Per i soggetti vulnerabili si auspica un ampliamento delle possibilità di accesso alle misure
alternative alla detenzione in carcere, come ad esempio per i soggetti affetti da dipendenza da
sostanze, in relazione ai quali il C.S.M. auspica la possibilità di accedere all’affidamento in casi
particolari prescindendo dall’allegazione del programma terapeutico e il superamento del divieto
della reiterata concessione della sospensione della pena ai sensi dell’art. 90 DPR 309/90.
Conclusioni
Una comunione di intenti e di pensiero, al di là della naturale diversità di approccio derivante dalla
diversità delle funzioni e dei ruoli istituzionali svolti, unisce gli Stati Generali e C.S.M, nella
convinzione che ogni ferita inferta ai diritti inviolabili del reo che non derivi da restrizioni
strettamente indispensabili per la sicurezza della collettività, ne mortifica la dignità e preclude in
radice la possibile funzione rieducativa della pena. Nessuna situazione soggettiva e nessun tipo di
reato dovrebbe costituire un ostacolo ad opportunità di recupero sociale poiché sono inaccettabili
presunzioni legali di irrecuperabilità sociale. Certamente possono e debbono prevedersi presupposti
rigorosi per l’accesso alle misure alternative al carcere in ragione della natura del reato e della pena
inflitta, ma il diniego non può dipendere semplicemente dal titolo del reato anziché dalla condotta e
il percorso va, dunque, modellato sull’uomo, sulla sua evoluzione psicologica e comportamentale
durante l’espiazione della pena. La pena “deve tendere alla rieducazione del condannato” e questa
tensione è il nucleo attorno al quale costruire un nuovo modello di pena.
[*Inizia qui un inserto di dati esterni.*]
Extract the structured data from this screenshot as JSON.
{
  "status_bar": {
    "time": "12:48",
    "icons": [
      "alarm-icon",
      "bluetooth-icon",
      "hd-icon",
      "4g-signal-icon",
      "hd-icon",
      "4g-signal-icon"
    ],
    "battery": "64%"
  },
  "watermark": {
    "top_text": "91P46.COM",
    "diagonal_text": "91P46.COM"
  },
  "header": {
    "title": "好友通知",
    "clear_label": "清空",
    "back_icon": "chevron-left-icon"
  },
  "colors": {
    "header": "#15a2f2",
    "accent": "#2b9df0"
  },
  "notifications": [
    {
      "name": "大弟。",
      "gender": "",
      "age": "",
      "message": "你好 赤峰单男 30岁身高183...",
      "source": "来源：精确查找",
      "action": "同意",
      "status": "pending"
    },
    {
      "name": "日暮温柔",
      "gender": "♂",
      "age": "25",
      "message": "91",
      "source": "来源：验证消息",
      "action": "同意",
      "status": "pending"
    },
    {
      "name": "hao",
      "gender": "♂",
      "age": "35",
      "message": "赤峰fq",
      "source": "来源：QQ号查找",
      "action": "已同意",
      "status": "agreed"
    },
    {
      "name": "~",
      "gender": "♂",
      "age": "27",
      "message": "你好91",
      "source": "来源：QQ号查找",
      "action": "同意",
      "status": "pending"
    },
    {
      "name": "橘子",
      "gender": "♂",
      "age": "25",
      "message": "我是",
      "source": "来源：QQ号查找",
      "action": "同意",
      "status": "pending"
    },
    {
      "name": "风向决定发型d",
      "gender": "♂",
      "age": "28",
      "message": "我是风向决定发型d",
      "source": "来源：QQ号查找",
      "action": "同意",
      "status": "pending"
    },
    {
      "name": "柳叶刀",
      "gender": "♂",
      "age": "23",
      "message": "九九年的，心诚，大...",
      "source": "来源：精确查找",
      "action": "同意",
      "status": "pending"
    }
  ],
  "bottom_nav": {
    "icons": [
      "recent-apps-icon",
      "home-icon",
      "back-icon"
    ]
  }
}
La rieducazione del reo
non è un risultato sicuro, ma neppure impossibile da raggiungere, ed è compito di ogni comunità
democratica favorire questa tensione, intesa come spinta al reinserimento e alla possibilità di
redenzione per chi ha pagato il suo debito con la giustizia e tenta di riqualificarsi come uomo e
cittadino. Una tensione che dovrebbe tradursi, anche per un ergastolano, in un diritto alla speranza.
Consentire questa spinta significa dare piena attuazione al dettato dell’art. 27 della Costituzione
nella duplice funzione attribuita alla pena.